Tuesday, January 31, 2017

Preservable emulations

This post is an edited extract from my talk at last year's IIPC meeting. This part was the message I was trying to get across, but I buried the lede at the tail end. So I'm repeating it here to try and make the message clear.

Emulation technology will evolve through time. The way we expose emulations on the Web right now means that this evolution will break them. We're supposed to be preserving stuff, but the way we're doing it isn't preservable. We need to expose emulations to the Web in a future-proof way, a way whereby they can be collected, preserved and reanimated using future emulation technologies. Below the fold, I explain what is needed using the analogy of PDFs.


The PDF Analogy

Lets make an analogy between emulation and something that everyone would agree is a Web format, PDF. Browsers lack built-in support for rendering PDF. They used to depend on external PDF renderers, such as Adobe Reader via a Mime-Type binding. Now, they download pdf.js and render the PDF internally even though its a format for which they have no built-in support. The Webby, HTML5 way to provide access to formats that don't qualify for built-in support is to download a JavaScript renderer. We don't preserve PDFs by wrapping them in a specific PDF renderer, we preserve them as PDF plus a MimeType. At access time the browser chooses an appropriate renderer, which used to be Adobe Reader and is now pdf.js.

Landing Pages

ACM landing page
There's another interesting thing about PDFs on the web. In many cases the links to them don't actually get you to the PDF. The canonical, location-independent link to the LOCKSS paper in ACM ToCS is http://dx.doi.org/10.1145/1047915.1047917, which currently redirects to http://dl.acm.org/citation.cfm?doid=1047915.1047917 which is a so-called "landing page", not the paper but a page about the paper, on which if you look carefully you can find a link to the PDF.

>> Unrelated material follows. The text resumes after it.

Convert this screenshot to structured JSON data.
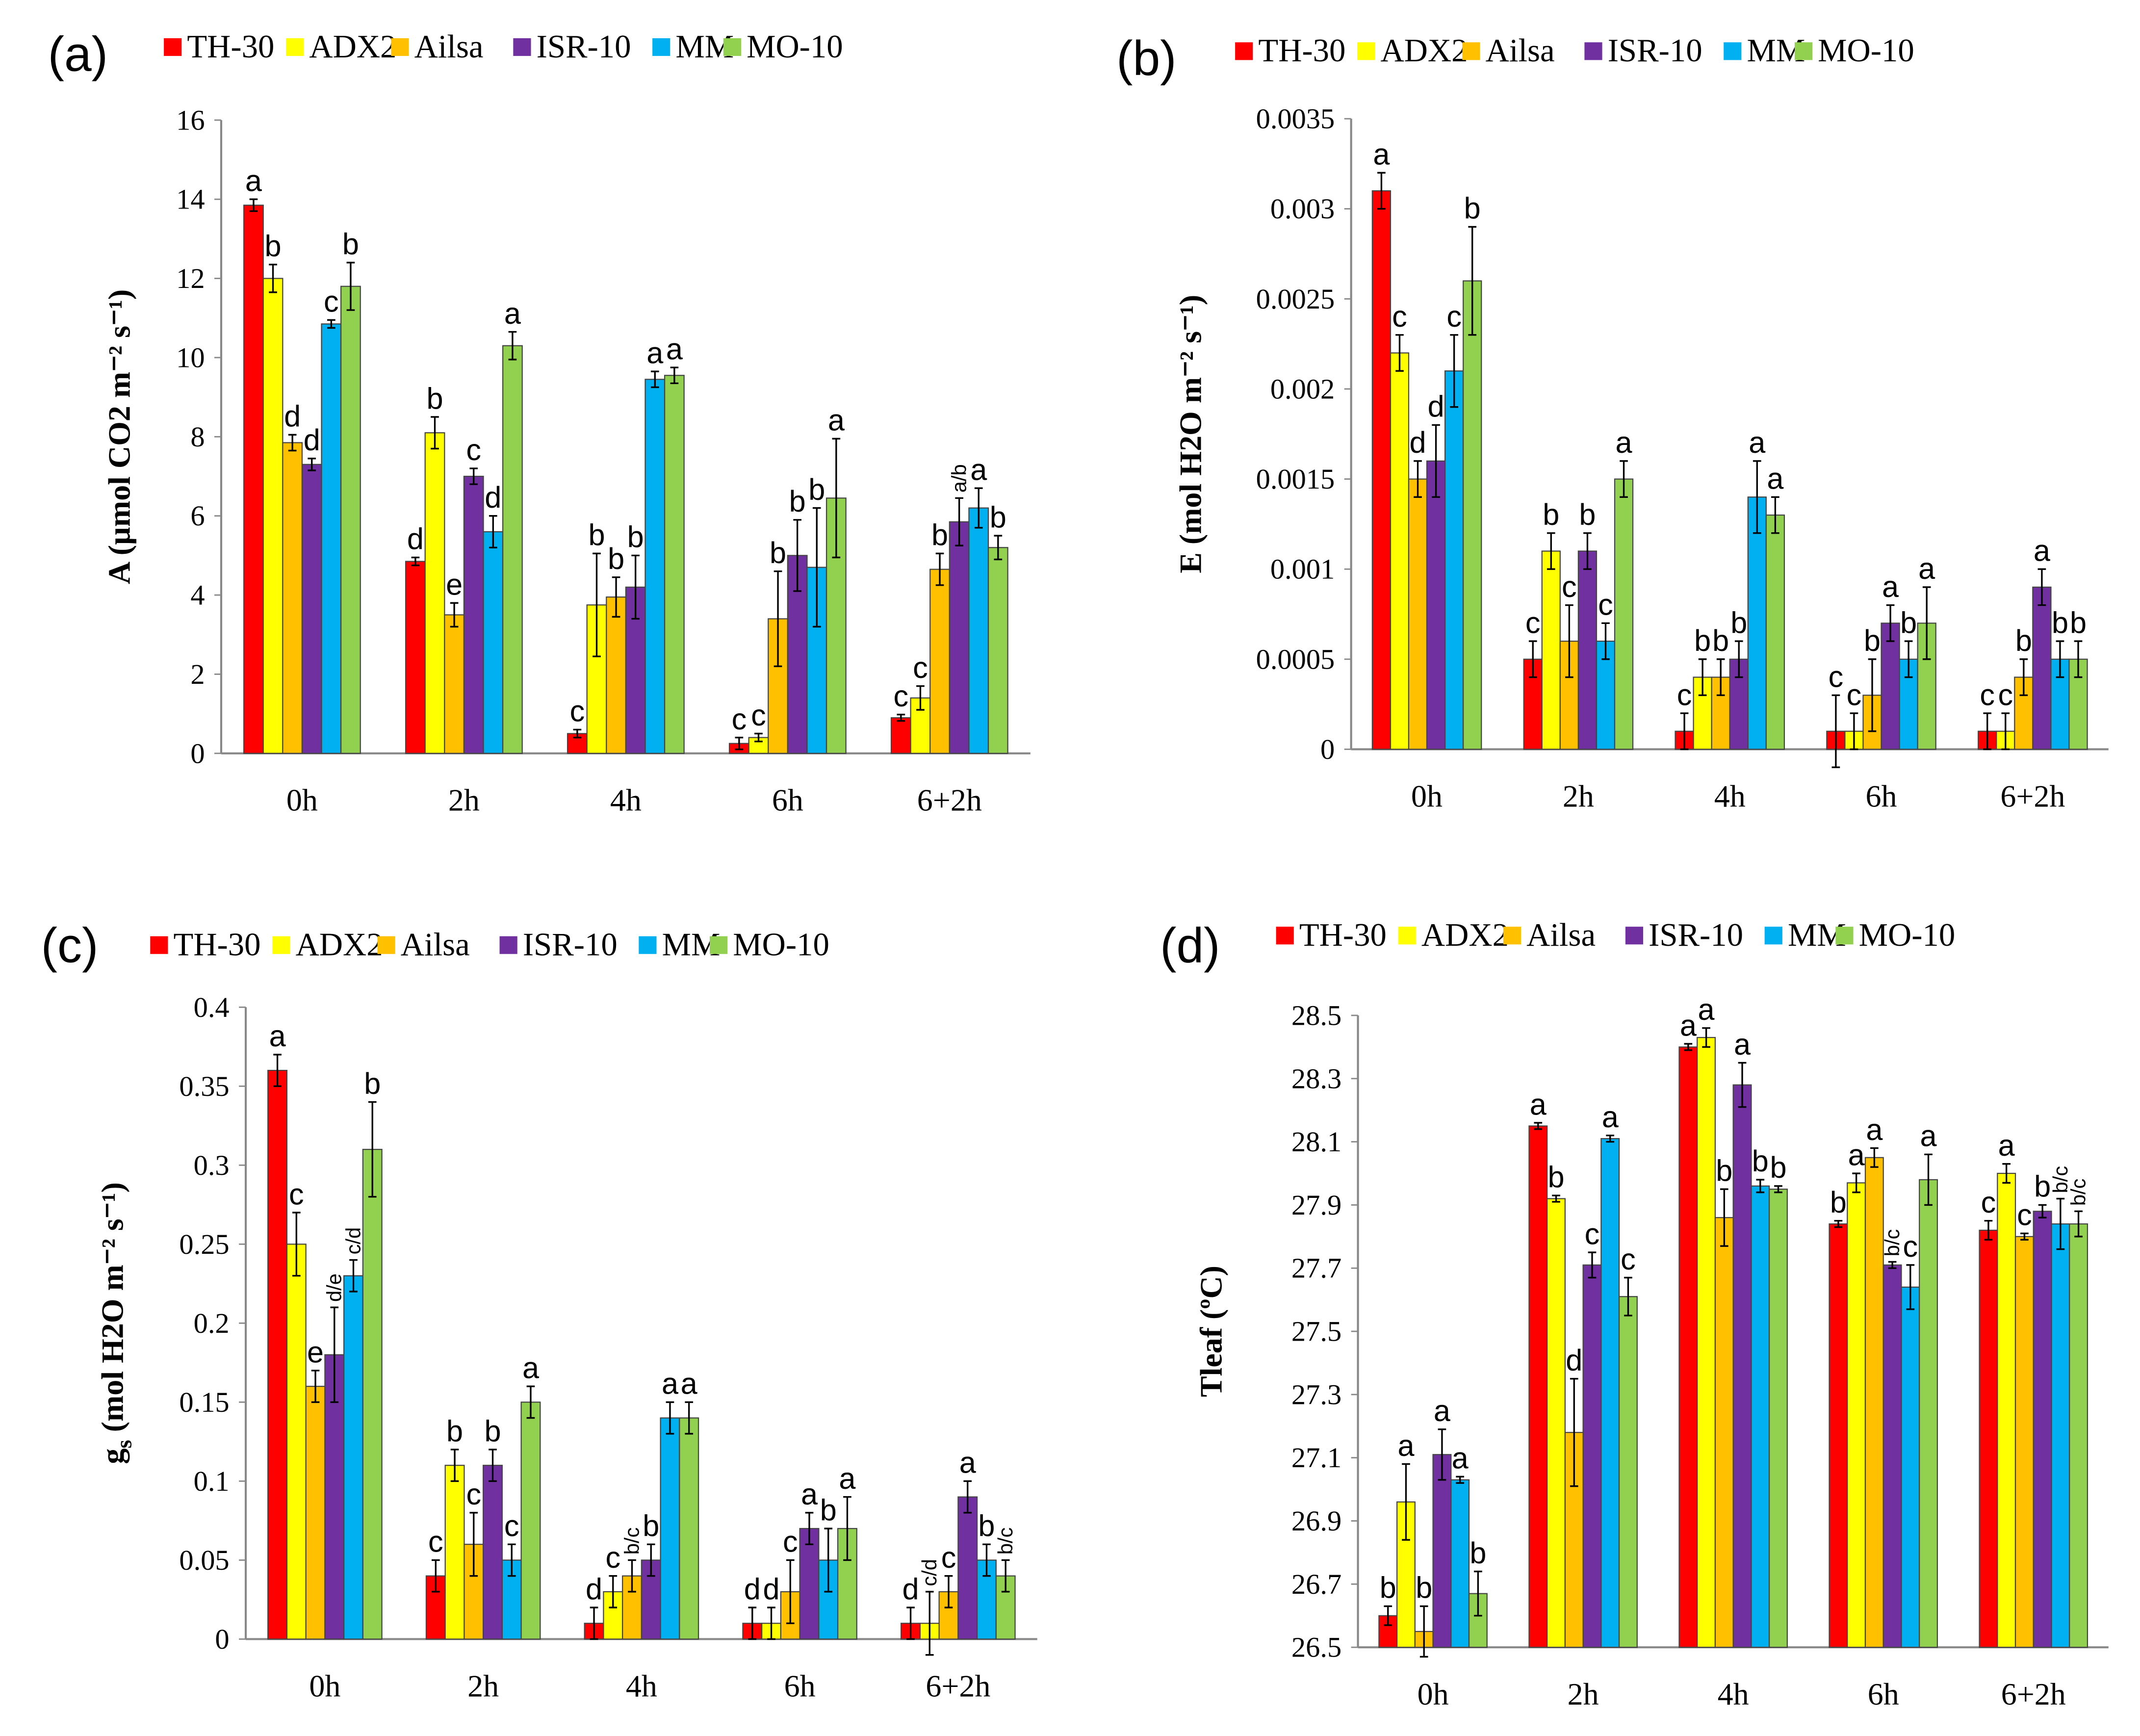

Like PDFs, preserved system images, the disk image for a system to be emulated and the metadata describing the hardware it was intended for, are formats that don't qualify for built-in support. The Webby way to provide access to them is to download a JavaScript emulator, as Emularity does. So is the problem of preserving system images solved?

Problem Solved? NO!

No it isn't. We have a problem that is analogous to, but much worse than, the landing page problem. The analogy would be that, instead of a link on the landing page leading to the PDF, embedded in the page was a link to a rendering service. The metadata indicating that the actual resource was a PDF, and the URI giving its location, would be completely invisible to the user's browser or a Web crawler. At best all that could be collected and preserved would be a screenshot.

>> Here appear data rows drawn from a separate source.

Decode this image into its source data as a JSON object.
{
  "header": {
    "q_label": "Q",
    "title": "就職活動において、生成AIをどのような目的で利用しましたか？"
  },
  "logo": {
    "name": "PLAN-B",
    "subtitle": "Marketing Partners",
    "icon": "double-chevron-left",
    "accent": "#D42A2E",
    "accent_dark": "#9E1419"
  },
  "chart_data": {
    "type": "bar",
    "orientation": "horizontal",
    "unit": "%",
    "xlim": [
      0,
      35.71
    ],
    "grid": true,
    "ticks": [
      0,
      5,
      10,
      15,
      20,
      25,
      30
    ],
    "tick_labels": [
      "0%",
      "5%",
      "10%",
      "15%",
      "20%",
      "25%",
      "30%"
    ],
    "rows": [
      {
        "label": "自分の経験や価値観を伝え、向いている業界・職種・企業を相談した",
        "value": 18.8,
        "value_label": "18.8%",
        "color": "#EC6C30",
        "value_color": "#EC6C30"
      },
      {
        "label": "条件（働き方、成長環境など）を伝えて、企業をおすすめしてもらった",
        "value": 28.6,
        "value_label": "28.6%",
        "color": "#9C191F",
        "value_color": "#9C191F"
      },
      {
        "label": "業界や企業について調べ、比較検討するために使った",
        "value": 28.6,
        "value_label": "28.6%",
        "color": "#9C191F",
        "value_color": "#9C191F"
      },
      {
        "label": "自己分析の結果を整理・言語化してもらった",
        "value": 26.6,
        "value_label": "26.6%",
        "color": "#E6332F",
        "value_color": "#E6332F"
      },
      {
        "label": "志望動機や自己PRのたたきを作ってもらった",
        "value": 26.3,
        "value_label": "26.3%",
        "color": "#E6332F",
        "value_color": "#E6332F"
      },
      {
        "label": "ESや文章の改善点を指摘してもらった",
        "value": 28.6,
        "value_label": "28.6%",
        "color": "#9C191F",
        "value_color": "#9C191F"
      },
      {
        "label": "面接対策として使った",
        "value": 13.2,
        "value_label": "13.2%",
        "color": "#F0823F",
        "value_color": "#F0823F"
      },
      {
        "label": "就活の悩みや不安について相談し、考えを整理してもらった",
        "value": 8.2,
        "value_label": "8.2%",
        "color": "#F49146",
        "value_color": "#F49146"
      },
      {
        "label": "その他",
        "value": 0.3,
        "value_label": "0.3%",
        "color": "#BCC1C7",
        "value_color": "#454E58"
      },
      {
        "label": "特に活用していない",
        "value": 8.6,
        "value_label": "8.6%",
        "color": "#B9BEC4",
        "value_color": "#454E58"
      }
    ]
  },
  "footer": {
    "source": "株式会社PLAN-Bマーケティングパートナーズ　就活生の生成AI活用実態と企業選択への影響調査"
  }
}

All three frameworks, bwFLA, Olive and Emularity, have this problem. The underlying emulation service, the analogy of the PDF rendering service, can access the system image and the necessary metadata, but nothing else can. Humans can read a screenshot of a PDF document, a screenshot of an emulation is useless. Wrapping a system image in an emulation like this makes it accessible in the present, not preservable for the future.

If we are using emulation as a preservation strategy, shouldn't we be doing it in a way that is itself able to be preserved?

A MimeType for Emulations?

What we need is a MimeType definition that allows browsers to follow a link to a preserved system image and construct an appropriate emulation for it in whatever way suits them. This would allow Web archives to collect preserved system images and later provide access to them.

The linked-to object that the browser obtains needs to describe the hardware that should be emulated. Part of that description must be the contents of the disks attached to the system. So we need two MimeTypes:
  • A metadata MimeType, say Emulation/MachineSpec, that describes the architecture and configuration of the hardware, which links to one or more resources of:
  • A disk image MimeType, say DiskImage/qcow2, with the contents of each of the disks.
Emulation/MachineSpec is pretty much what the hardware part of bwFLA's internal metadata format does, though from a preservation point of view there are some details that are workable but not ideal. For example, using the Handle system is like using a URL shortener or a DOI, it works well until the service dies. When it does, as for example last year when doi.org's domain registration expired, all the identifiers become useless.

I suggest DiskImage/qcow2 because QEMU's qcow2 format is a de facto standard for representing the bits of a preserved system's disk image.

And binding to "emul.js"

Then, just as with pdf.js, the browser needs a binding to a suitable "emul.js" which knows, in this browser's environment, how to instantiate a suitable emulator for the specified machine configuration and link it to the disk images.This would solve both problems:
  • The emulated system image would not be wrapped in a specific emulator; the browser would be free to choose appropriate, up-to-date emulation technology.
  • The emulated system image and the necessary metadata would be discoverable and preservable because there would be explicit links to them.
The details need work but the basic point remains. Unless there are MimeTypes for disk images and system descriptions, emulations cannot be first-class Web objects that can be collected, preserved and later disseminated.